14 DAY TRIAL // A theoretical study conducted by researchers at the Michigan State University (MSU) recently found a weird process going on in the crust of neutron stars. This process may force astrophysicists to completely reinterpret their understanding of how the outermost layer on this type of stars works.
The research group was led by Hendrik Schatz, a professor with the National Superconducting Cyclotron Laboratory at MSU. He also holds appointments with the Department of Physics and Astronomy at the university, and the Joint Institute for Nuclear Astrophysics (JINA).
Details of the investigation were published in a recent issue of the top scientific journal Nature. Schatz and his group say that their theoretical model revealed a new set of previously-unknown layers in the crust of neutron stars, which promote rapid neutrino cooling, e! Science News reports.
Neutrinos are elementary subatomic particles that interact weakly with other types of matter. Though they are not entirely without mass, their weight has never been measured accurately. Experts believe that neutrinos are extremely light even compared to other elementary particles. They also exhibit a neutral electrical charge, hence their name.
Discovering this new process casts significant doubt on our understanding of how the surfaces of neutron stars can heat themselves up. Researchers previously believed they had a clear understanding of this phenomenon, but what the MSU team found proves this belief false.
The rapid neutrino cooling the group observed is believed to be caused by nuclear reactions within the stellar crusts. “Many nuclei are round, and that suppresses the neutrino cooling. In this case, the nuclei are predicted by theorists to be 'deformed,' more football-shaped,” says study coauthor Sanjib Gupta, who is based at the IIT Ropar, in India.

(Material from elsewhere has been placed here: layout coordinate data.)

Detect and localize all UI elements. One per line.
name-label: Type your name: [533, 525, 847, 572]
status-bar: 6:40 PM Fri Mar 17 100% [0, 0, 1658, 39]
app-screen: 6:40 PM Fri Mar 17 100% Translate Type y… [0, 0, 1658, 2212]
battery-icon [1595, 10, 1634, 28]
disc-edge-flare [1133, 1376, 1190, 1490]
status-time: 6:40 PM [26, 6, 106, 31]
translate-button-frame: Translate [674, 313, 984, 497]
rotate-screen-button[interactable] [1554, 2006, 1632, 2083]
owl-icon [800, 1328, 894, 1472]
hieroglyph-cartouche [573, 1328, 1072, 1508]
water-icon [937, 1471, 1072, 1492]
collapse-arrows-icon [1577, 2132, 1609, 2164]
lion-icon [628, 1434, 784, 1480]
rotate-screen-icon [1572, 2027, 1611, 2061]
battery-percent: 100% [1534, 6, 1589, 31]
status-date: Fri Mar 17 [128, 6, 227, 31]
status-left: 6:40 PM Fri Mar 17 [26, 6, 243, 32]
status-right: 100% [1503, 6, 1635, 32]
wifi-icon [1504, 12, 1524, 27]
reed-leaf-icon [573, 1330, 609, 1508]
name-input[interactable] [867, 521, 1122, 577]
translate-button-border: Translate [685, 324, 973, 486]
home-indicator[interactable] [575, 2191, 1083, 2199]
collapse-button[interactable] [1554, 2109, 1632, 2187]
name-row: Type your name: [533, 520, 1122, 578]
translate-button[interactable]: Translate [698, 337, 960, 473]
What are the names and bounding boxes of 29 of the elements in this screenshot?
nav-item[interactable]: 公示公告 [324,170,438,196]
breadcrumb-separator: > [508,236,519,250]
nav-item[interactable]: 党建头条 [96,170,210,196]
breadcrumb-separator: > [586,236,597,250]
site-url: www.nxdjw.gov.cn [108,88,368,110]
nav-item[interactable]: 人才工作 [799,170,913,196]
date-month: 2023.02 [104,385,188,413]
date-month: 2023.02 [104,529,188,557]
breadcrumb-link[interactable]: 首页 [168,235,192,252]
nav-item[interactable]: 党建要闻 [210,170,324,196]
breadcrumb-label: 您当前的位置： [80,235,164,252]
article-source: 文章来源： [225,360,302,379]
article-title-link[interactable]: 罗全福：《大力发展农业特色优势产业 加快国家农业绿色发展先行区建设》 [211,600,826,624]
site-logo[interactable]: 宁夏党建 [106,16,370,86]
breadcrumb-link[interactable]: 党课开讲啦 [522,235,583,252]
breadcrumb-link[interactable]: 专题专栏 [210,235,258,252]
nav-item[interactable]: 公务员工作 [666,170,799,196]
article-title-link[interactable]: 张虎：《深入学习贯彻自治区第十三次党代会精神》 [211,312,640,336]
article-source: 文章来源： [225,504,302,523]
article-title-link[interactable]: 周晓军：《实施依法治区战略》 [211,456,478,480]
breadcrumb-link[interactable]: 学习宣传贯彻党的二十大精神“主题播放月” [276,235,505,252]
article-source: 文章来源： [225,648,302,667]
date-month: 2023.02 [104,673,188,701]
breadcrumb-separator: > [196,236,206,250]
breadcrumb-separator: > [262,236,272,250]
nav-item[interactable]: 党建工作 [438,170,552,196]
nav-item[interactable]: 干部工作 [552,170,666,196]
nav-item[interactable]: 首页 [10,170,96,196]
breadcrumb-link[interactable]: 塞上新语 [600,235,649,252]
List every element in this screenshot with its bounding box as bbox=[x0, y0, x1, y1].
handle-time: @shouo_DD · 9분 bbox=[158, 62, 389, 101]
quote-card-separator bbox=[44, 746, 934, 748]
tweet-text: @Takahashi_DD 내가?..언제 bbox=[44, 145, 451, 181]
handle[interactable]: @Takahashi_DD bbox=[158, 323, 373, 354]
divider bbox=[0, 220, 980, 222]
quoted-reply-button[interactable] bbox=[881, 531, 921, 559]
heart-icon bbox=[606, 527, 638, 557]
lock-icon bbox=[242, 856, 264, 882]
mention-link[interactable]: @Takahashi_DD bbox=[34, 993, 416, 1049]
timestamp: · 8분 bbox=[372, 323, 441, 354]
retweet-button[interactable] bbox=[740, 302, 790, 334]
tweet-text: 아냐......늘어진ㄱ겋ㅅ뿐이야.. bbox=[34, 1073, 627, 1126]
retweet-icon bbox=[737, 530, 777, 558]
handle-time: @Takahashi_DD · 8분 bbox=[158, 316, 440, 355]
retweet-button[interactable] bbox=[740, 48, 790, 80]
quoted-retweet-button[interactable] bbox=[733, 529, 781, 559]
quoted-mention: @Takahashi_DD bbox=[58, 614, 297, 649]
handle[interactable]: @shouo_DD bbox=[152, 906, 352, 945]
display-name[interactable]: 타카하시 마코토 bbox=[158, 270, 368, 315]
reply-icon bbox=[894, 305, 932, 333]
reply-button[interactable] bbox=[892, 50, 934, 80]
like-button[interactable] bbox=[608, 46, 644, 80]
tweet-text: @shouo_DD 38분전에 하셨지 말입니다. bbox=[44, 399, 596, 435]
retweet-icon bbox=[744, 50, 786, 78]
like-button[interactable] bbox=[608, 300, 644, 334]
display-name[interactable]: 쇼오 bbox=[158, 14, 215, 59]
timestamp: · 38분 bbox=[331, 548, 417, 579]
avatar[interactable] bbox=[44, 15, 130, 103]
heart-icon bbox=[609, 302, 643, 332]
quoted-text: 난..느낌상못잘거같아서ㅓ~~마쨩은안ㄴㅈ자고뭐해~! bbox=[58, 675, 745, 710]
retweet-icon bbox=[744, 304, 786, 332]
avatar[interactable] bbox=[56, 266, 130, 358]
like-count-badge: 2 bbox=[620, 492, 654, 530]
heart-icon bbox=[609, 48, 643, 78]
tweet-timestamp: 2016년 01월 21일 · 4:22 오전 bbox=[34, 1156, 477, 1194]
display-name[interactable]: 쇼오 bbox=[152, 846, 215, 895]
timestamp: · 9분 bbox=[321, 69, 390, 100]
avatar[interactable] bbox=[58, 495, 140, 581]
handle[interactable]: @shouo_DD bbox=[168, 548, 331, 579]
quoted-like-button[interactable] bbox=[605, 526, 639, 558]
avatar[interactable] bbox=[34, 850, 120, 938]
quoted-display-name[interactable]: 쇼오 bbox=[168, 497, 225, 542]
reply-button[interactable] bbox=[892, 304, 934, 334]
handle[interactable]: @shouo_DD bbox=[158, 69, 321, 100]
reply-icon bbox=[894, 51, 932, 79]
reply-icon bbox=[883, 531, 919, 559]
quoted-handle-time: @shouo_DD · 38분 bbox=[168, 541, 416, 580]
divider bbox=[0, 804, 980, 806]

“These cooling layers are pretty shallow beneath the surface. If heat from deeper within the star comes up, it hits this layer and never makes it to the surface,” Schatz adds. “This completely changes the way we think about the question of the star's hot surface. It's a big puzzle now.”
In the future, the MSU team plans to use the Facility for Rare Isotope Beams (FRIB), which is currently being built at the university, to investigate football-shaped atoms. This installation will be capable of producing a variety of atom types for scientific investigations.
The FRIB project is proposed and funded by the US Department of Energy (DOE) Office of Science.